The thing is that with a rapidly growing Asian middle class, more and more people can afford flat screen tv’s, but the thinner the TV, the worse the sound quality. The idea for Frederick Rickmann’s own speaker brand, STEENSSEN, was conceived.
“Originally, STEENSSEN was for people in Asia who wanted better sound for their flat screens. A lot of people in Asia are also using their phones or iPads for listening to music,” he says and states that when the Asian consumers actually do buy speakers, it is often poorly designed “junk” of poor quality.
“What Denmark can do is to show how Danish design works in a practical way,” he says.
The philosophy is to avoid making exclusive Danish design that excludes people, for example with at big price tag. The secret instead, is making Danish design affordable and thereby including the average consumer – or as Frederick Rickmann says himself:
“Danish design doesn’t have to be expensive, it just has to be good,”
The demand for bigger batches
This begs the question as to why STEENSSEN goes against the trend of outsourcing by moving the production of their speakers out of Mainland China and into Western Europe.
Frederick Rickmann doesn’t have just one easy answer but rather several factors that individually add weight to the scales. One common factor, though, is money:
Our business partner in Japan told us that the Japanese are more interested in buying European goods compared to Chinese goods. When things are ‘Made in Denmark’, the market value is higher. Of course, it is costlier to produce the speakers in Denmark, but if the market value rises as well, it still adds up
Founder and CEO of STEENSSEN
Another factor is the way manufacturing works. Over the years the demands for batch sizes has risen to the point where smaller brands, such as STEENSSEN, can no longer keep up.
“The manufacturers want larger and larger orders, and they are becoming less and less flexible,” Frederick Rickmann says and points out trade restrictions as one of the culprits of creating more uncertainty in the market.
Because of this Frederick Rickmann is now a well-known figure in Sound Hub Denmark, a business accelerator and coworking environment for startups in the sound-industry, in Struer.
“I have met companies here who specialize in producing small batches,” he says and also mentions a tradition for doing things the proper way in Struer as a contributing factor in his decision regarding moving the production to Struer.
The name of the game
Frederick Rickmann goes a long way in his desire to give the growing Asian middle class a small taste of Danish design. Even the name “STEENSSEN” is chosen in order to sound Scandinavian.
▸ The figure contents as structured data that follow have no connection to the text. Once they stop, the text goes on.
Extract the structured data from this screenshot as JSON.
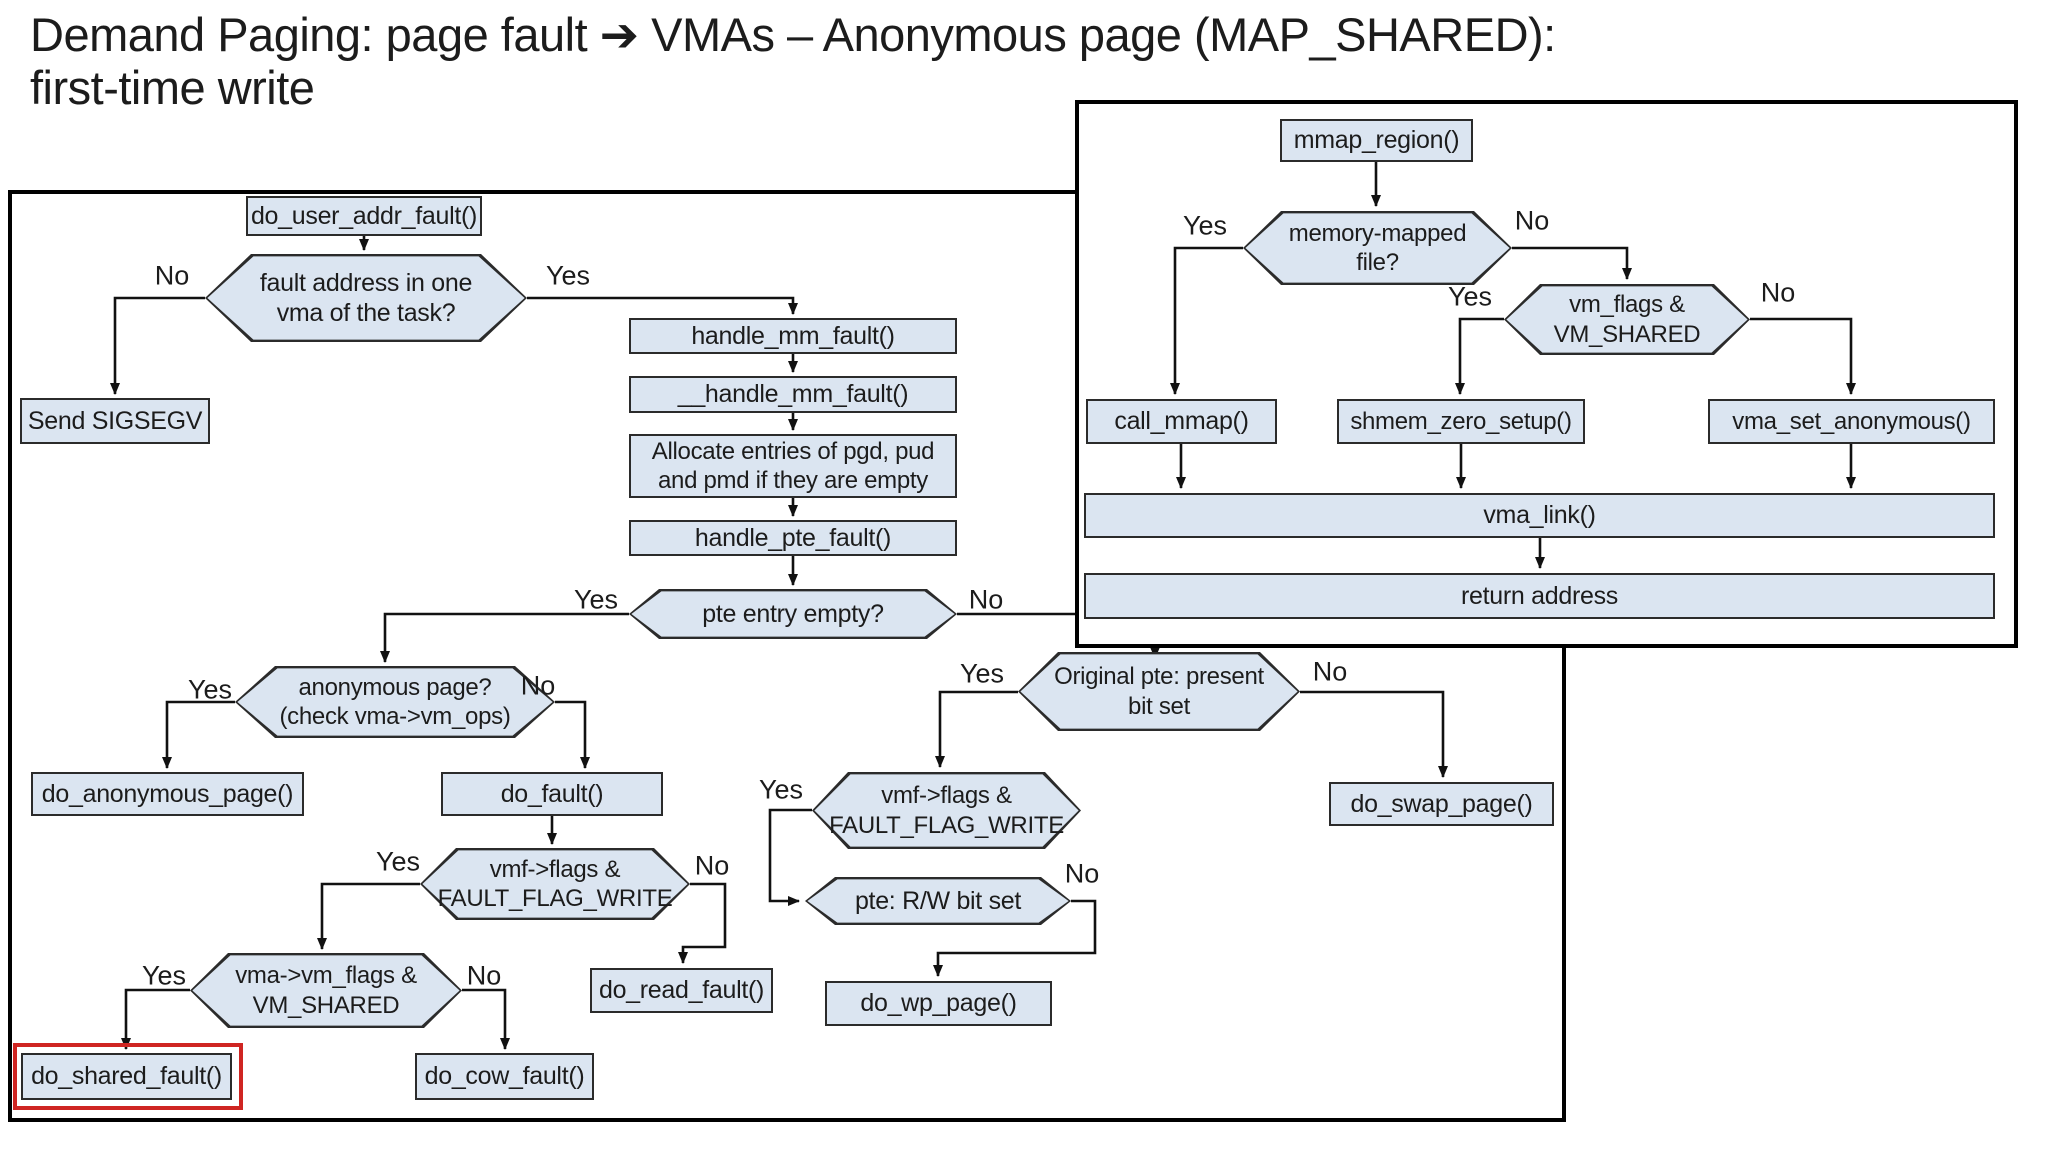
{
  "title": {
    "line1": "Demand Paging: page fault ➔ VMAs – Anonymous page (MAP_SHARED):",
    "line2": "first-time write"
  },
  "labels": {
    "yes": "Yes",
    "no": "No"
  },
  "nodes": {
    "duaf": "do_user_addr_fault()",
    "hex_fault_l1": "fault address in one",
    "hex_fault_l2": "vma of the task?",
    "send_sigsegv": "Send SIGSEGV",
    "handle_mm_fault": "handle_mm_fault()",
    "handle_mm_fault2": "__handle_mm_fault()",
    "alloc_l1": "Allocate entries of pgd, pud",
    "alloc_l2": "and pmd if they are empty",
    "handle_pte_fault": "handle_pte_fault()",
    "hex_pte_empty": "pte entry empty?",
    "hex_anon_l1": "anonymous page?",
    "hex_anon_l2": "(check vma->vm_ops)",
    "do_anonymous_page": "do_anonymous_page()",
    "do_fault": "do_fault()",
    "hex_vmf_left_l1": "vmf->flags &",
    "hex_vmf_left_l2": "FAULT_FLAG_WRITE",
    "do_read_fault": "do_read_fault()",
    "hex_vma_l1": "vma->vm_flags &",
    "hex_vma_l2": "VM_SHARED",
    "do_shared_fault": "do_shared_fault()",
    "do_cow_fault": "do_cow_fault()",
    "hex_orig_l1": "Original pte: present",
    "hex_orig_l2": "bit set",
    "do_swap_page": "do_swap_page()",
    "hex_vmf_right_l1": "vmf->flags &",
    "hex_vmf_right_l2": "FAULT_FLAG_WRITE",
    "hex_pte_rw": "pte: R/W bit set",
    "do_wp_page": "do_wp_page()",
    "mmap_region": "mmap_region()",
    "hex_mmfile_l1": "memory-mapped",
    "hex_mmfile_l2": "file?",
    "hex_vmflags_l1": "vm_flags &",
    "hex_vmflags_l2": "VM_SHARED",
    "call_mmap": "call_mmap()",
    "shmem_zero_setup": "shmem_zero_setup()",
    "vma_set_anonymous": "vma_set_anonymous()",
    "vma_link": "vma_link()",
    "return_address": "return address"
  },
  "colors": {
    "node_fill": "#dbe5f1",
    "node_border": "#2b2b2b",
    "wire": "#111111",
    "frame": "#000000",
    "highlight": "#cf2522",
    "text": "#1c1c1c",
    "background": "#ffffff"
  }
}
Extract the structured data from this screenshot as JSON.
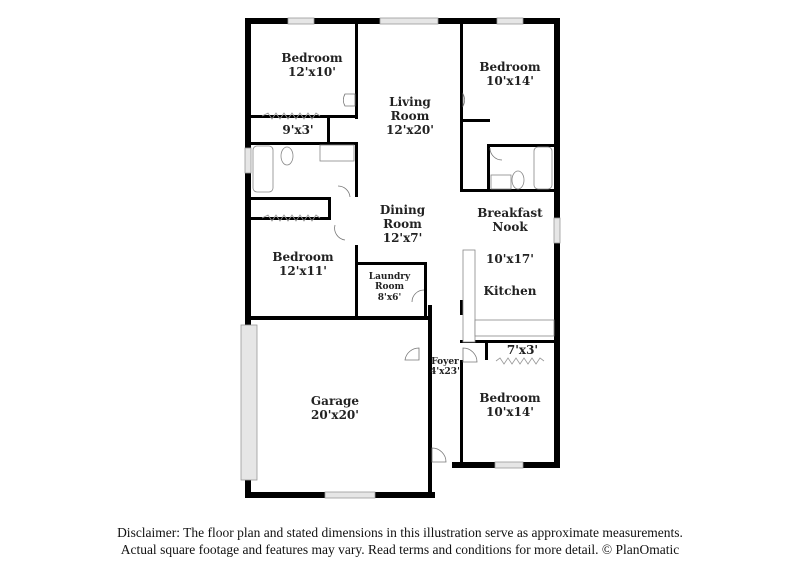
{
  "rooms": [
    {
      "id": "bedroom-nw",
      "name": "Bedroom",
      "dims": "12'x10'"
    },
    {
      "id": "closet-nw",
      "name": "",
      "dims": "9'x3'"
    },
    {
      "id": "living-room",
      "name": "Living\nRoom",
      "name_l1": "Living",
      "name_l2": "Room",
      "dims": "12'x20'"
    },
    {
      "id": "bedroom-ne",
      "name": "Bedroom",
      "dims": "10'x14'"
    },
    {
      "id": "dining-room",
      "name_l1": "Dining",
      "name_l2": "Room",
      "dims": "12'x7'"
    },
    {
      "id": "breakfast-nook",
      "name_l1": "Breakfast",
      "name_l2": "Nook"
    },
    {
      "id": "kitchen",
      "name": "Kitchen",
      "dims": "10'x17'"
    },
    {
      "id": "bedroom-w",
      "name": "Bedroom",
      "dims": "12'x11'"
    },
    {
      "id": "laundry-room",
      "name_l1": "Laundry",
      "name_l2": "Room",
      "dims": "8'x6'"
    },
    {
      "id": "closet-se",
      "name": "",
      "dims": "7'x3'"
    },
    {
      "id": "foyer",
      "name": "Foyer",
      "dims": "4'x23'"
    },
    {
      "id": "garage",
      "name": "Garage",
      "dims": "20'x20'"
    },
    {
      "id": "bedroom-se",
      "name": "Bedroom",
      "dims": "10'x14'"
    }
  ],
  "disclaimer": {
    "line1": "Disclaimer: The floor plan and stated dimensions in this illustration serve as approximate measurements.",
    "line2": "Actual square footage and features may vary. Read terms and conditions for more detail. © PlanOmatic"
  },
  "colors": {
    "wall": "#000000",
    "background": "#ffffff",
    "window": "#e6e6e6"
  }
}
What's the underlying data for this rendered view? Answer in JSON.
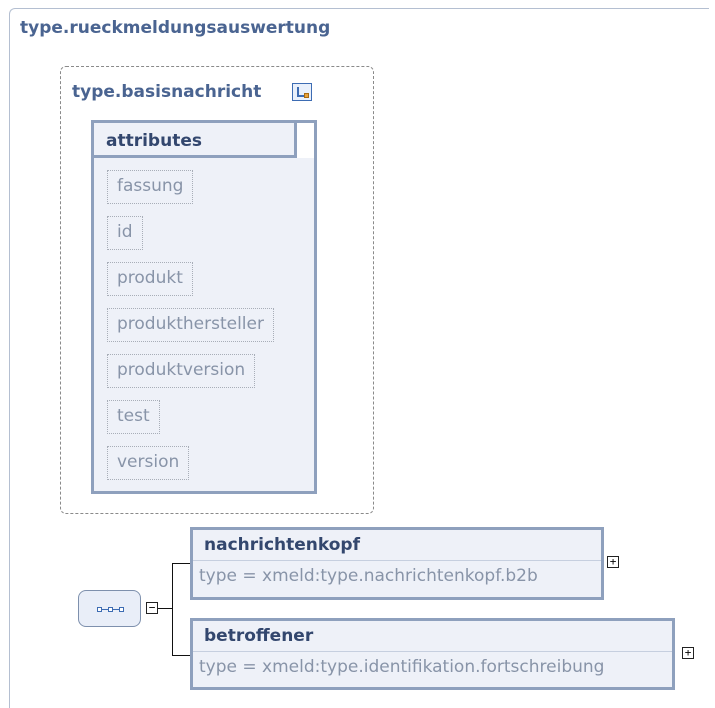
{
  "outer": {
    "title": "type.rueckmeldungsauswertung"
  },
  "base": {
    "title": "type.basisnachricht",
    "icon": "type-hierarchy-icon"
  },
  "attributes": {
    "header": "attributes",
    "items": [
      "fassung",
      "id",
      "produkt",
      "produkthersteller",
      "produktversion",
      "test",
      "version"
    ]
  },
  "sequence": {
    "icon": "sequence-icon",
    "toggle": "−"
  },
  "elements": [
    {
      "name": "nachrichtenkopf",
      "type": "type = xmeld:type.nachrichtenkopf.b2b",
      "toggle": "+"
    },
    {
      "name": "betroffener",
      "type": "type = xmeld:type.identifikation.fortschreibung",
      "toggle": "+"
    }
  ],
  "colors": {
    "title": "#4a6491",
    "box_border": "#8ea0bd",
    "box_fill": "#eef1f8",
    "attr_text": "#8894a8"
  }
}
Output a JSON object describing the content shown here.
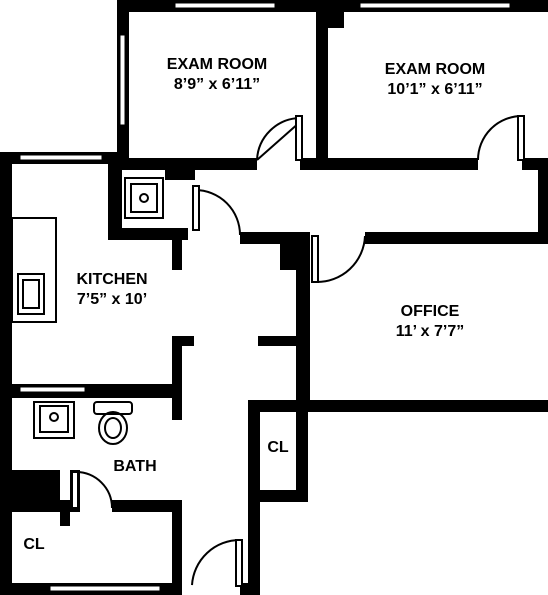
{
  "rooms": {
    "exam_room_1": {
      "name": "EXAM ROOM",
      "size": "8’9” x 6’11”"
    },
    "exam_room_2": {
      "name": "EXAM ROOM",
      "size": "10’1” x 6’11”"
    },
    "kitchen": {
      "name": "KITCHEN",
      "size": "7’5” x 10’"
    },
    "office": {
      "name": "OFFICE",
      "size": "11’ x 7’7”"
    },
    "bath": {
      "name": "BATH"
    },
    "closet_hall": {
      "name": "CL"
    },
    "closet_bath": {
      "name": "CL"
    }
  },
  "colors": {
    "wall": "#000000",
    "background": "#ffffff",
    "window": "#ffffff"
  },
  "icons": [
    "sink-icon",
    "stove-icon",
    "toilet-icon",
    "door-swing-icon"
  ]
}
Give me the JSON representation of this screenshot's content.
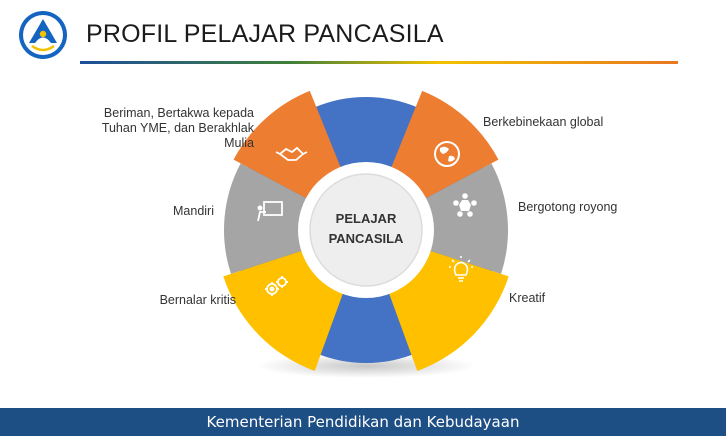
{
  "header": {
    "title": "PROFIL PELAJAR PANCASILA",
    "logo_icon": "tut-wuri-handayani-logo-icon"
  },
  "diagram": {
    "center_title_line1": "PELAJAR",
    "center_title_line2": "PANCASILA",
    "segments": [
      {
        "label_lines": [
          "Beriman, Bertakwa kepada",
          "Tuhan YME, dan Berakhlak",
          "Mulia"
        ],
        "icon": "handshake-icon",
        "color": "#ed7d31"
      },
      {
        "label_lines": [
          "Berkebinekaan global"
        ],
        "icon": "globe-icon",
        "color": "#ed7d31"
      },
      {
        "label_lines": [
          "Mandiri"
        ],
        "icon": "presentation-icon",
        "color": "#a5a5a5"
      },
      {
        "label_lines": [
          "Bergotong royong"
        ],
        "icon": "teamwork-icon",
        "color": "#a5a5a5"
      },
      {
        "label_lines": [
          "Bernalar kritis"
        ],
        "icon": "gears-icon",
        "color": "#ffc000"
      },
      {
        "label_lines": [
          "Kreatif"
        ],
        "icon": "lightbulb-icon",
        "color": "#ffc000"
      }
    ],
    "ring_color": "#4472c4"
  },
  "footer": {
    "text": "Kementerian Pendidikan dan Kebudayaan"
  }
}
“It is not a reference to Steen Steensen Blicher (a famous Danish poet and author),” he says with a laugh.
Even the letters used is a conscious decision – they are all open letters, no A’s, O’s, or P’s – which makes them easier to cut out from a sheet of metal, Frederick Rickmann explains.
But despite being well-prepared and admitting to thinking about the brand name for six months before reaching a decision, he can’t help but worry about what the future in Denmark holds for his company:
“I’m worried about whether or not it is possible and about the speed. In Asia you have very talented engineers who work very quickly. I’m afraid that parts of the development here will be slower and more expensive,” he says and estimates that he is currently only ¼ of the way in moving the production from China to Struer.